1.12 Matrix Calculus Basics

Gradient (scalar function w.r.t vector):

\[ \nabla_\mathbf{x} f(\mathbf{x}) = \begin{bmatrix} \frac{\partial f}{\partial x_1} \\ \frac{\partial f}{\partial x_2} \\ \vdots \\ \frac{\partial f}{\partial x_n} \end{bmatrix} \]

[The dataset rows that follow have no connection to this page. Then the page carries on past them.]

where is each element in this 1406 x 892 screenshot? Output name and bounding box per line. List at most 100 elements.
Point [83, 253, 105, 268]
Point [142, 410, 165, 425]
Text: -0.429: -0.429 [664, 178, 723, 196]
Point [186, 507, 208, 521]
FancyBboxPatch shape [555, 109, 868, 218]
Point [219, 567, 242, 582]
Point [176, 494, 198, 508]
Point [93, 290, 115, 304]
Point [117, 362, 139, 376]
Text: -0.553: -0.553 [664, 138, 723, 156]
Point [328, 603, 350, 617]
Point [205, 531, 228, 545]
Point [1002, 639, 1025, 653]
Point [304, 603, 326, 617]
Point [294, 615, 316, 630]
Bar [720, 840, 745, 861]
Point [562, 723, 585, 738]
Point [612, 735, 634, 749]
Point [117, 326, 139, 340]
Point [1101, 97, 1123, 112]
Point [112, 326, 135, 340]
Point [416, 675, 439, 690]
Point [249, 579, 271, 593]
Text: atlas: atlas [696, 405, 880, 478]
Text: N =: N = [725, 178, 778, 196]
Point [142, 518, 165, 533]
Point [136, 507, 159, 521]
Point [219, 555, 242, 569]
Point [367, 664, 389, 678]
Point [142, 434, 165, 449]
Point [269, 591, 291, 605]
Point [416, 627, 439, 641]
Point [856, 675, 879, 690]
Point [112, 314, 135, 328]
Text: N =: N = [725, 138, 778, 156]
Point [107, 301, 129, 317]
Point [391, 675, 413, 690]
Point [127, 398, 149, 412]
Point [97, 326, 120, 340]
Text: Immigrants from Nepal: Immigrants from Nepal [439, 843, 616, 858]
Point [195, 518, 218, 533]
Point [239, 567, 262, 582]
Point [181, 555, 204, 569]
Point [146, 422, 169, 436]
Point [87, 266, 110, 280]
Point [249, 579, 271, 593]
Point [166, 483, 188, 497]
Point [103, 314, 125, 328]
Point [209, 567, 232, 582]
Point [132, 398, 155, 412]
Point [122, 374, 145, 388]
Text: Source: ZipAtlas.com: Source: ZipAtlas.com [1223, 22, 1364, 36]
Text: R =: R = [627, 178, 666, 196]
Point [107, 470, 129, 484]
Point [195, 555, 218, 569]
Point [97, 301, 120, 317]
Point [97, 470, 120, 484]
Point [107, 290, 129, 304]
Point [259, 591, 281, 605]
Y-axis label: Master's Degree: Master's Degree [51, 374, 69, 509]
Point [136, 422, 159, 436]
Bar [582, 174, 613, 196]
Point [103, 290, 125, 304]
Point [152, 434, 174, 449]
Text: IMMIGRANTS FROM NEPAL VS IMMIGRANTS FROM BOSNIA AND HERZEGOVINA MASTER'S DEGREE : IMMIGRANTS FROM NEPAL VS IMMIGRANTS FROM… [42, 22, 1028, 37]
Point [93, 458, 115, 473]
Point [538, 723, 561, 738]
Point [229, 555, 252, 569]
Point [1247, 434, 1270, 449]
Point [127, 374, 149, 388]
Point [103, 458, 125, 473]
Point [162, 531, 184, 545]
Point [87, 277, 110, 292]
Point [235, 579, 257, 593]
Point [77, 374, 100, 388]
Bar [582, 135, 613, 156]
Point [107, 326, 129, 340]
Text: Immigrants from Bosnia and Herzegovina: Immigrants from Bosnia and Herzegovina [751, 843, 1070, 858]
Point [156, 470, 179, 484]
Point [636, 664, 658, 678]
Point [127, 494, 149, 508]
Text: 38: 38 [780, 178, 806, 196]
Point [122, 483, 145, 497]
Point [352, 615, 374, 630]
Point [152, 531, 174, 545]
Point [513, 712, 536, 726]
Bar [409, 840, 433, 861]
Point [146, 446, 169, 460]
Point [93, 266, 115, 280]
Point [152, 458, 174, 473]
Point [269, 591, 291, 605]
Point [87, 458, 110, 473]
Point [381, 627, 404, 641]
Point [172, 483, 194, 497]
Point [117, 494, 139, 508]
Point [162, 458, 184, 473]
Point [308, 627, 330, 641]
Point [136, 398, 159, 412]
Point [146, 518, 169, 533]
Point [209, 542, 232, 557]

Jacobian (vector function w.r.t vector):

\[ \mathbf{J} = \begin{bmatrix} \frac{\partial f_i}{\partial x_j} \end{bmatrix} \text{ (m × n matrix)} \]

Common derivatives:

  • \(\nabla_\mathbf{x}(\mathbf{a}^T\mathbf{x}) = \mathbf{a}\)
  • \(\nabla_\mathbf{x}(\mathbf{x}^T\mathbf{A}\mathbf{x}) = (\mathbf{A} + \mathbf{A}^T)\mathbf{x}\)
  • For symmetric \(\mathbf{A}\): \(\nabla_\mathbf{x}(\mathbf{x}^T\mathbf{A}\mathbf{x}) = 2\mathbf{A}\mathbf{x}\)
  • \(\nabla_\mathbf{x}(\|\mathbf{x}\|^2) = 2\mathbf{x}\)

Hessian (second derivatives):

\[ \mathbf{H} = \begin{bmatrix} \frac{\partial^2 f}{\partial x_i \partial x_j} \end{bmatrix} \]

ML relevance:

  • Backpropagation
  • Gradient descent optimization
  • Neural network training

1.13 Spectral Theorem

For symmetric matrix \(\mathbf{A}\):

\[ \mathbf{A} = \mathbf{Q}\mathbf{\Lambda}\mathbf{Q}^T \]

Where:

  • \(\mathbf{Q}\): orthogonal matrix of eigenvectors
  • \(\mathbf{\Lambda}\): diagonal matrix of eigenvalues
  • \(\mathbf{Q}^T = \mathbf{Q}^{-1}\)

Properties:

  • All eigenvalues are real
  • Eigenvectors are orthogonal
  • Can always be diagonalized

ML relevance:

  • Principal Component Analysis (PCA)
  • Covariance matrix diagonalization
  • Quadratic forms